So would the cases in the other states be the grounds for the cases in NJ? If somebody says in the case:
it states that defendants contended:
5 Defendants' third contention is that the plaintiffs failed to allege any intention to deceive. While we agree that plaintiffs' allegations as to scienter are less than ideal, in light of the fact that allegations are only required to inform the defendants of the nature of the claim (Ill. Rev. Stat. 1979, ch. 110, par. 42(2)), we conclude that the contention that the defendants acted intentionally and with reckless disregard of the truth is sufficient. A party is considered to intend the necessary consequences of his own acts. (Posner v. Davis (1979), 76 Ill. App.3d 638, 395 N.E.2d 133.) Accordingly, one who knowingly makes a false statement to another who relies thereon is guilty of fraud regardless of the defendant's motive and the plaintiff is not required to prove an express fraudulent intent. (Case v. Ayers (1872), 65 Ill. 142; Broberg v. Mann (1965), 66 Ill. App.2d 134, 213 N.E.2d 89; John V. Farrell Co. v. Nathanson (1900), 99 Ill.
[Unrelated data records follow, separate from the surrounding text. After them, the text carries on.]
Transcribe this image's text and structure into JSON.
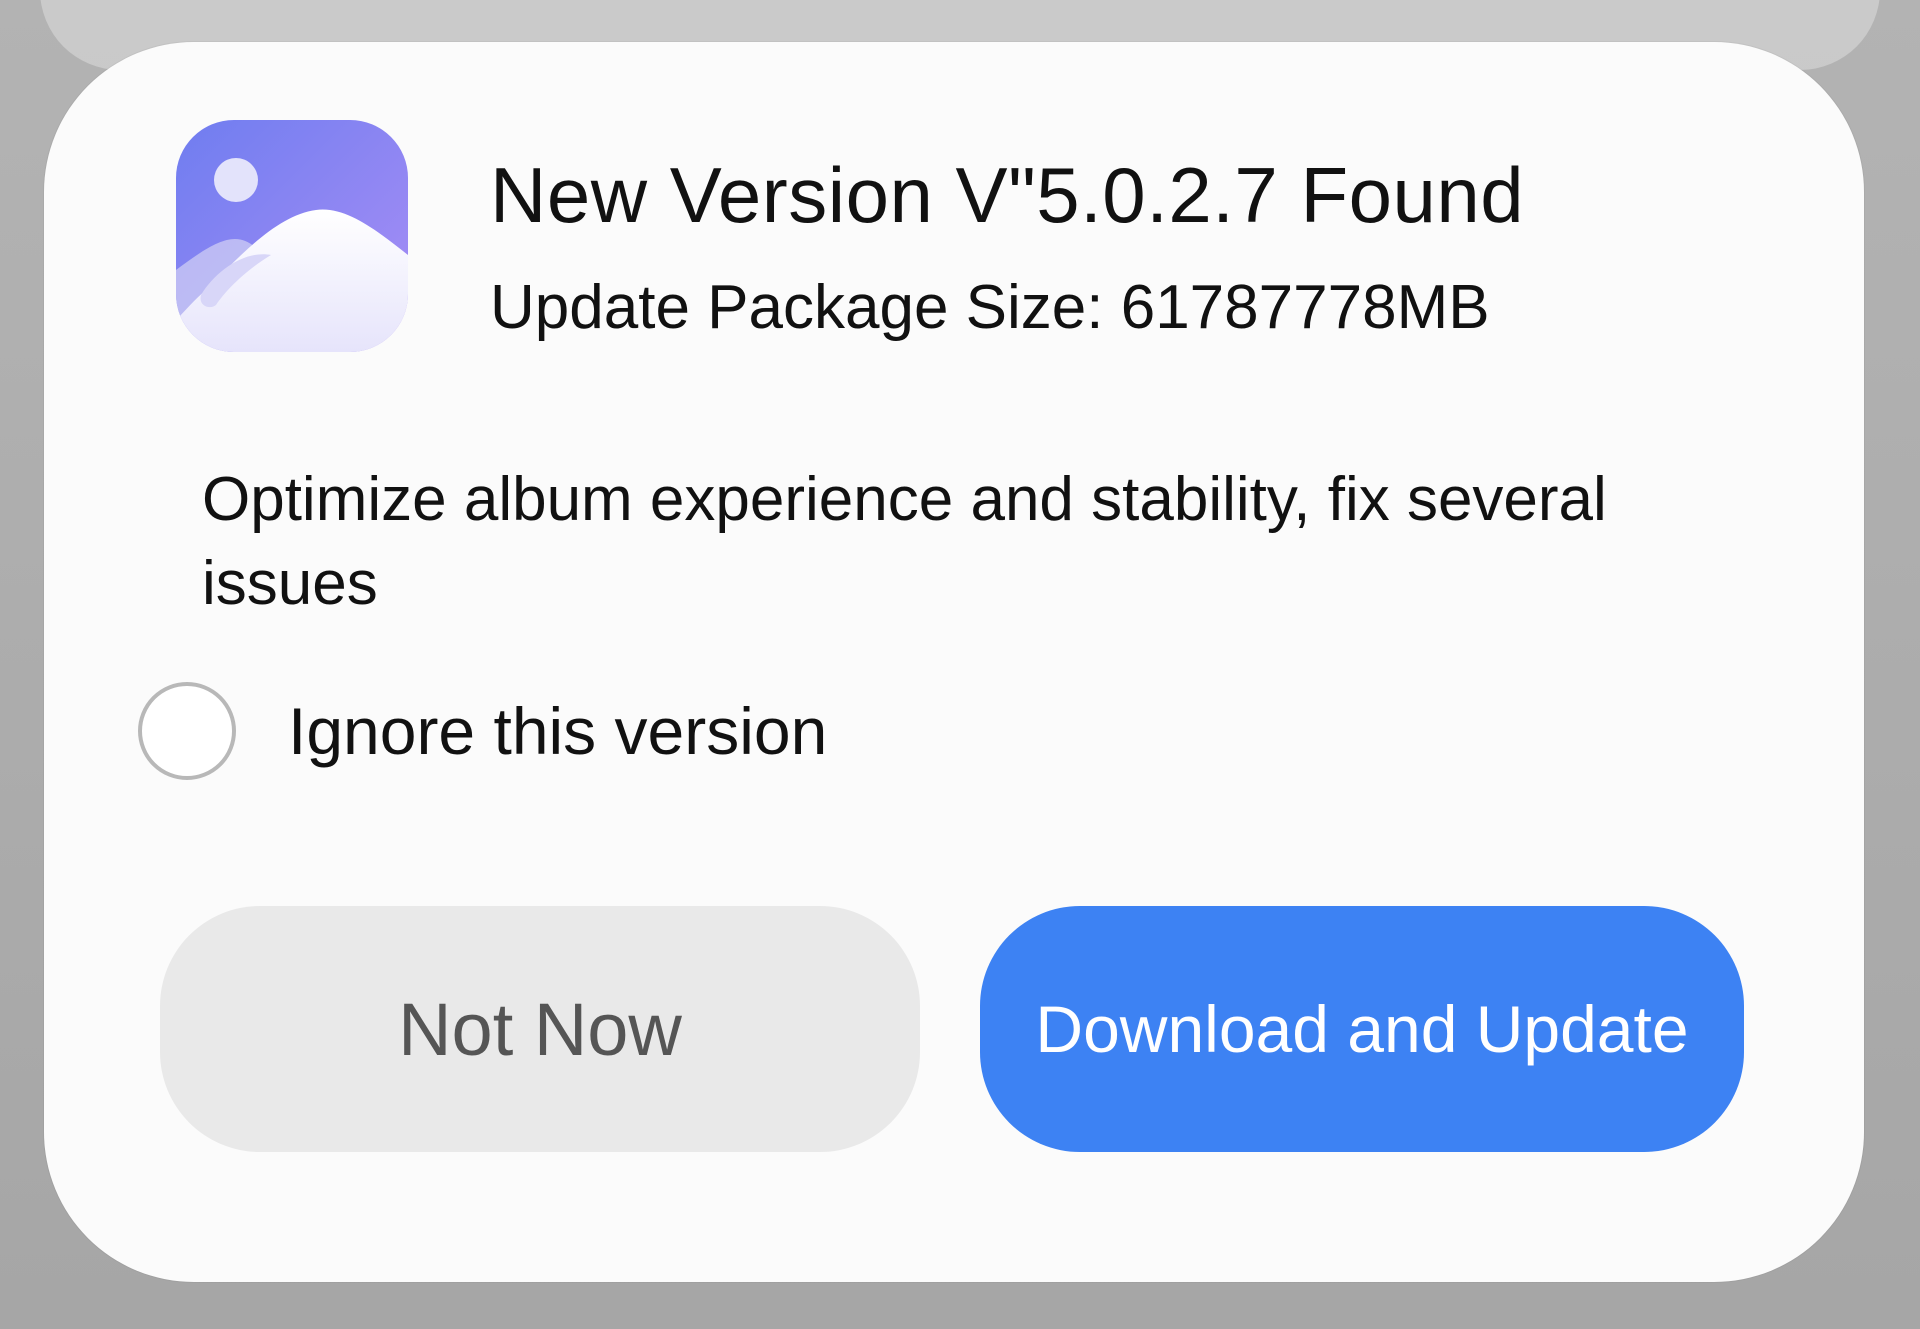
{
  "dialog": {
    "app_icon": "photo-gallery-icon",
    "title": "New Version V\"5.0.2.7 Found",
    "package_size": "Update Package Size: 61787778MB",
    "description": "Optimize album experience and stability, fix several issues",
    "ignore_option": {
      "label": "Ignore this version",
      "checked": false
    },
    "buttons": {
      "not_now": "Not Now",
      "download_update": "Download and Update"
    }
  },
  "colors": {
    "primary_button": "#3d82f3",
    "secondary_button": "#e9e9e9",
    "icon_gradient_start": "#6f7df0",
    "icon_gradient_end": "#a98ef5"
  }
}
App. 185.) And knowledge of wrongdoing sufficient to support an action for fraud exists where representations which are in fact false are made in reckless disregard of their truth or falsity. (Hurley v. Frontier Ford Motors, Inc. (1973), 12 Ill. App.3d 905, 299 N.E.2d 387, appeal denied (1973), 54 Ill.2d 597; Solazzi v. Casola (1952), 345 Ill. App. 407, 103 N.E.2d 164 (abstract); Tone v. Halsey, Stuart & Co., Inc. (1936), 286 Ill. App. 169, 3 N.E.2d 142; Snively v. Meixsell (1901), 97 Ill. App. 365.) Likewise statements made in culpable ignorance of their truth or falsity are fraudulent. (Oltmer v. Zamora (1981), 94 Ill. App.3d 651, 418 N.E.2d 506.) Indeed, it has been held that good faith is no defense where the fraud and deceit practiced consist, as here, of making false statements of fact as to the knowledge of the speaker. (Brennan v. Persselli (1932), 266 Ill. App. 441, aff'd (1933), 353 Ill. 630, 187 N.E. 820; National Bank v. Hamilton (1916), 202 Ill. App. 516.) As the Illinois Supreme Court remarked in Brennan v. Persselli (1933), 353 Ill. 630, 635, 187 N.E. 820, 822: "it is immaterial whether a party misrepresenting a material fact knows it to be false or makes the assertion of the fact without knowing it to be true, for the affirmation of what one does not know to be true is unjustifiable, and if another act upon the faith of it, he who induced the action must suffer, and not the other."
I am suing my RE agetn for negligent misrepresentation - they stated to me that the tenants who they recomneded are good from income and credit verification - and yet they duid not verify niether. They wanted me to rent to the tenants to make their 1 month rent fee. I did solely based on their material fact misrepresentation and i want to insert that in my compkaint - do you think it applies? Its from Illinoise?